3. The Singers (Netflix). So deez guys, dey’re inna bar, tryna have a drink and fuhget their troubles, when dis mooch gets da noive ta walk in, hittin’ ’em up for free booze an’ den challengin’ em to a singin’ contest, right? I mean, who doezzat? An’ it’s kindasorta based on dis Turgenev short story that prolly didn’t quote “Unchained Melody”. Sam A. Davis, cinematographer on the Oscar-nominated documentary shorts Period. End of Sentence. and Nai Nai and Wai Po, steps up to the director’s chair for a sometimes hilarious, sometimes deeply stirring, all-barfly croon-off among a roster of guys recruited from reality TV (America’s Got Talent, The Voice Australia), from musical acts outside my sphere, and from your more unconventional corners of social media, escalating with each new contestant. But he knows exactly when to cut a gag short and winks the Moral of the Story at us: there’s always a bigger singing fish.

A kindly Miriam Margolyes in the doorway of a humble abode.

Remember when Miriam Margolyes was Steve Martin’s assistant in Little Shop of Horrors?

4. A Friend of Dorothy. Call it Rehearsing With Miss Daisy if you must, but Miriam Margolyes is an absolutely winning treasure as an elderly arts patron who meets a Black would-be footballer (Shadow and Bone‘s Alistair Nwachukwu) who’s disconnected from his passions. The camera settles in intimately alongside the erstwhile Madame Sprout as she teaches the youngster a thing or two about life, love, the stage, and the kindness of strangers. Curiously, it’s fun to see Stephen Fry pop in, but he doesn’t do much as the executor of her estate except literally hand over an obvious happy ending.

A smiling Palestinian butcher at his counter, greeting happy customers.

Gotta feel for poor Samir — nobody’s ever rude enough to hassle the baker or the candlestick maker.

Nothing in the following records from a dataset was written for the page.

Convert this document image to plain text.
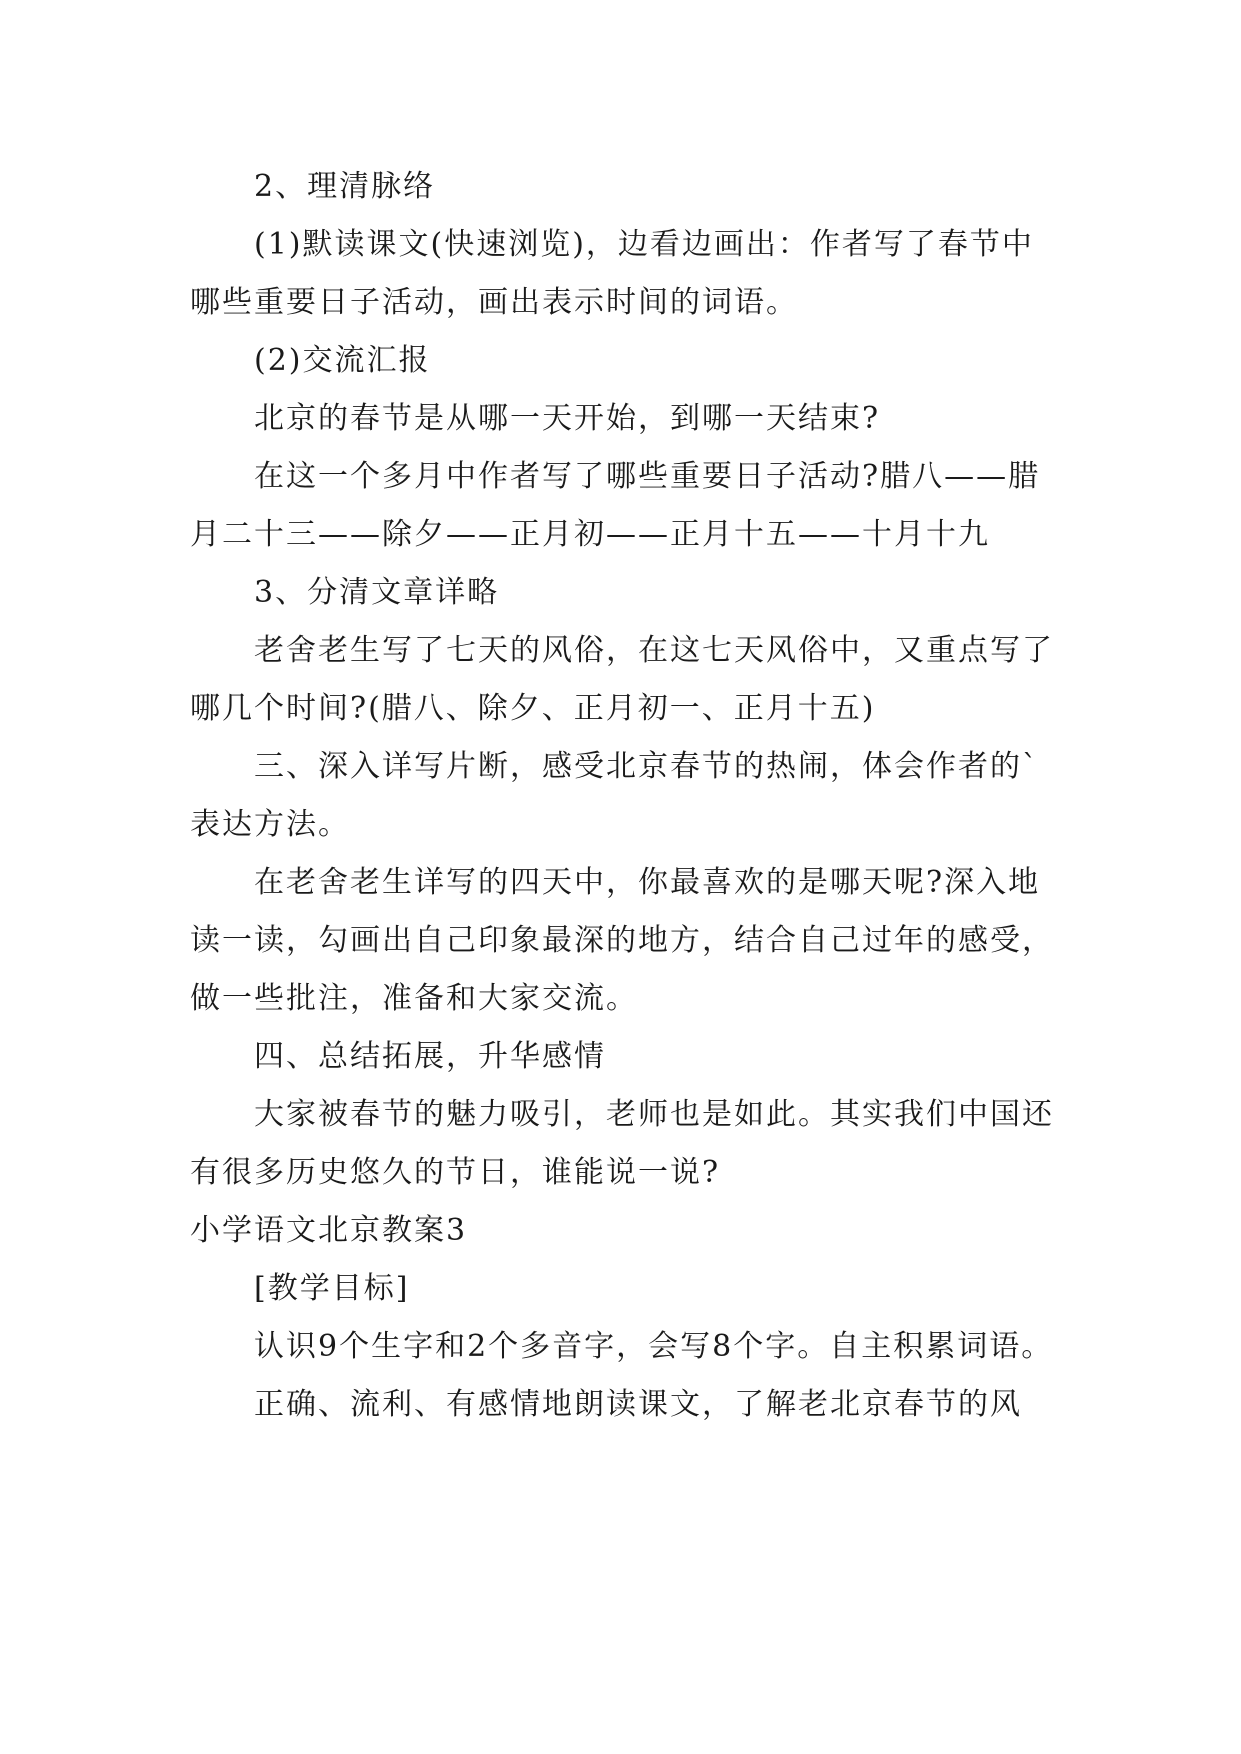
2、理清脉络

(1)默读课文(快速浏览)，边看边画出：作者写了春节中哪些重要日子活动，画出表示时间的词语。

(2)交流汇报

北京的春节是从哪一天开始，到哪一天结束?

在这一个多月中作者写了哪些重要日子活动?腊八——腊月二十三——除夕——正月初——正月十五——十月十九

3、分清文章详略

老舍老生写了七天的风俗，在这七天风俗中，又重点写了哪几个时间?(腊八、除夕、正月初一、正月十五)

三、深入详写片断，感受北京春节的热闹，体会作者的`表达方法。

在老舍老生详写的四天中，你最喜欢的是哪天呢?深入地读一读，勾画出自己印象最深的地方，结合自己过年的感受，做一些批注，准备和大家交流。

四、总结拓展，升华感情

大家被春节的魅力吸引，老师也是如此。其实我们中国还有很多历史悠久的节日，谁能说一说?

小学语文北京教案3

[教学目标]

认识9个生字和2个多音字，会写8个字。自主积累词语。

正确、流利、有感情地朗读课文，了解老北京春节的风
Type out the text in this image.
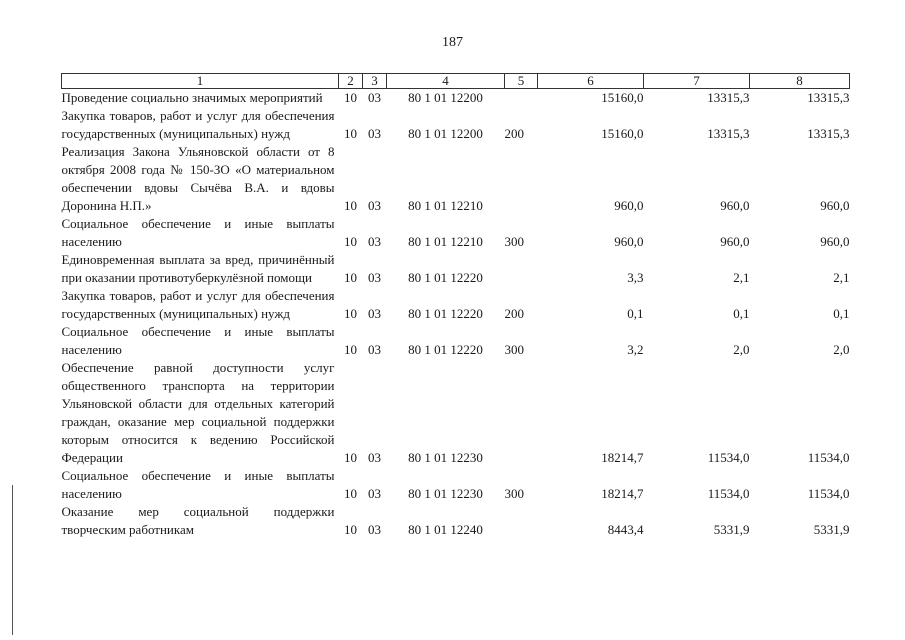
187
1	2	3	4	5	6	7	8
Проведение социально значимых мероприятий	10	03	80 1 01 12200		15160,0	13315,3	13315,3
Закупка товаров, работ и услуг для обеспечения государственных (муниципальных) нужд	10	03	80 1 01 12200	200	15160,0	13315,3	13315,3
Реализация Закона Ульяновской области от 8 октября 2008 года № 150-ЗО «О материальном обеспечении вдовы Сычёва В.А. и вдовы Доронина Н.П.»	10	03	80 1 01 12210		960,0	960,0	960,0
Социальное обеспечение и иные выплаты населению	10	03	80 1 01 12210	300	960,0	960,0	960,0
Единовременная выплата за вред, причинённый при оказании противотуберкулёзной помощи	10	03	80 1 01 12220		3,3	2,1	2,1
Закупка товаров, работ и услуг для обеспечения государственных (муниципальных) нужд	10	03	80 1 01 12220	200	0,1	0,1	0,1
Социальное обеспечение и иные выплаты населению	10	03	80 1 01 12220	300	3,2	2,0	2,0
Обеспечение равной доступности услуг общественного транспорта на территории Ульяновской области для отдельных категорий граждан, оказание мер социальной поддержки которым относится к ведению Российской Федерации	10	03	80 1 01 12230		18214,7	11534,0	11534,0
Социальное обеспечение и иные выплаты населению	10	03	80 1 01 12230	300	18214,7	11534,0	11534,0
Оказание мер социальной поддержки творческим работникам	10	03	80 1 01 12240		8443,4	5331,9	5331,9
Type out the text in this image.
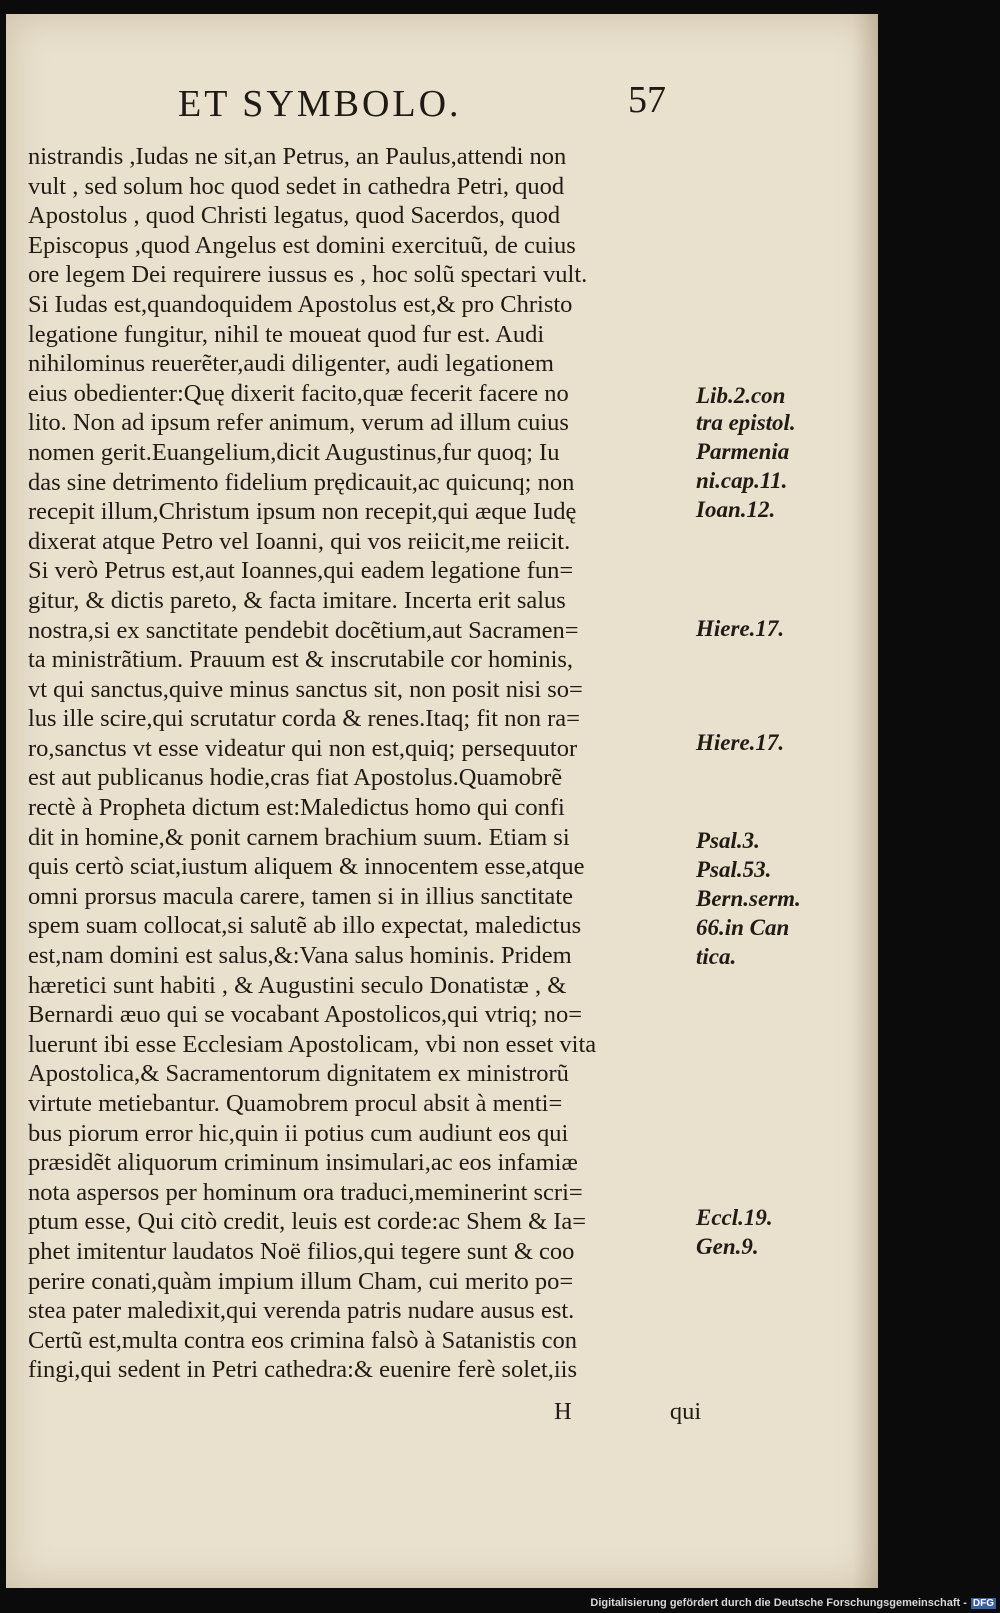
ET SYMBOLO.	57
nistrandis ,Iudas ne sit,an Petrus, an Paulus,attendi non
vult , sed solum hoc quod sedet in cathedra Petri, quod
Apostolus , quod Christi legatus, quod Sacerdos, quod
Episcopus ,quod Angelus est domini exercituũ, de cuius
ore legem Dei requirere iussus es , hoc solũ spectari vult.
Si Iudas est,quandoquidem Apostolus est,& pro Christo
legatione fungitur, nihil te moueat quod fur est. Audi
nihilominus reuerẽter,audi diligenter, audi legationem
eius obedienter:Quę dixerit facito,quæ fecerit facere no
lito. Non ad ipsum refer animum, verum ad illum cuius
nomen gerit.Euangelium,dicit Augustinus,fur quoq; Iu
das sine detrimento fidelium prędicauit,ac quicunq; non
recepit illum,Christum ipsum non recepit,qui æque Iudę
dixerat atque Petro vel Ioanni, qui vos reiicit,me reiicit.
Si verò Petrus est,aut Ioannes,qui eadem legatione fun=
gitur, & dictis pareto, & facta imitare. Incerta erit salus
nostra,si ex sanctitate pendebit docẽtium,aut Sacramen=
ta ministrãtium. Prauum est & inscrutabile cor hominis,
vt qui sanctus,quive minus sanctus sit, non posit nisi so=
lus ille scire,qui scrutatur corda & renes.Itaq; fit non ra=
ro,sanctus vt esse videatur qui non est,quiq; persequutor
est aut publicanus hodie,cras fiat Apostolus.Quamobrẽ
rectè à Propheta dictum est:Maledictus homo qui confi
dit in homine,& ponit carnem brachium suum. Etiam si
quis certò sciat,iustum aliquem & innocentem esse,atque
omni prorsus macula carere, tamen si in illius sanctitate
spem suam collocat,si salutẽ ab illo expectat, maledictus
est,nam domini est salus,&:Vana salus hominis. Pridem
hæretici sunt habiti , & Augustini seculo Donatistæ , &
Bernardi æuo qui se vocabant Apostolicos,qui vtriq; no=
luerunt ibi esse Ecclesiam Apostolicam, vbi non esset vita
Apostolica,& Sacramentorum dignitatem ex ministrorũ
virtute metiebantur. Quamobrem procul absit à menti=
bus piorum error hic,quin ii potius cum audiunt eos qui
præsidẽt aliquorum criminum insimulari,ac eos infamiæ
nota aspersos per hominum ora traduci,meminerint scri=
ptum esse, Qui citò credit, leuis est corde:ac Shem & Ia=
phet imitentur laudatos Noë filios,qui tegere sunt & coo
perire conati,quàm impium illum Cham, cui merito po=
stea pater maledixit,qui verenda patris nudare ausus est.
Certũ est,multa contra eos crimina falsò à Satanistis con
fingi,qui sedent in Petri cathedra:& euenire ferè solet,iis
H	qui
Lib.2.con
tra epistol.
Parmenia
ni.cap.11.
Ioan.12.
Hiere.17.
Hiere.17.
Psal.3.
Psal.53.
Bern.serm.
66.in Can
tica.
Eccl.19.
Gen.9.
Digitalisierung gefördert durch die Deutsche Forschungsgemeinschaft - DFG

5. Butcher’s Stain. A decidedly of-the-moment drama about a Palestinian meat-cutter working in an Israeli shop whose performance reviews are pretty great till an anonymous jerk accuses him of petty vandalism that’d be no big deal if not for the specter of October 6th. Unfortunately his boss and coworkers jump to instant poor conclusions with zero detective work and an almost childlike ignorance about widely known flaws in basic adhesives. Granted, the metaphor still functions on a base level in today’s increasingly short-tempered, dumbed-down world, but it’s also lackadaisically paced, as if the editor couldn’t bear to snip out a single frame of every take, which deflates the tension and hobbles any sense of urgency.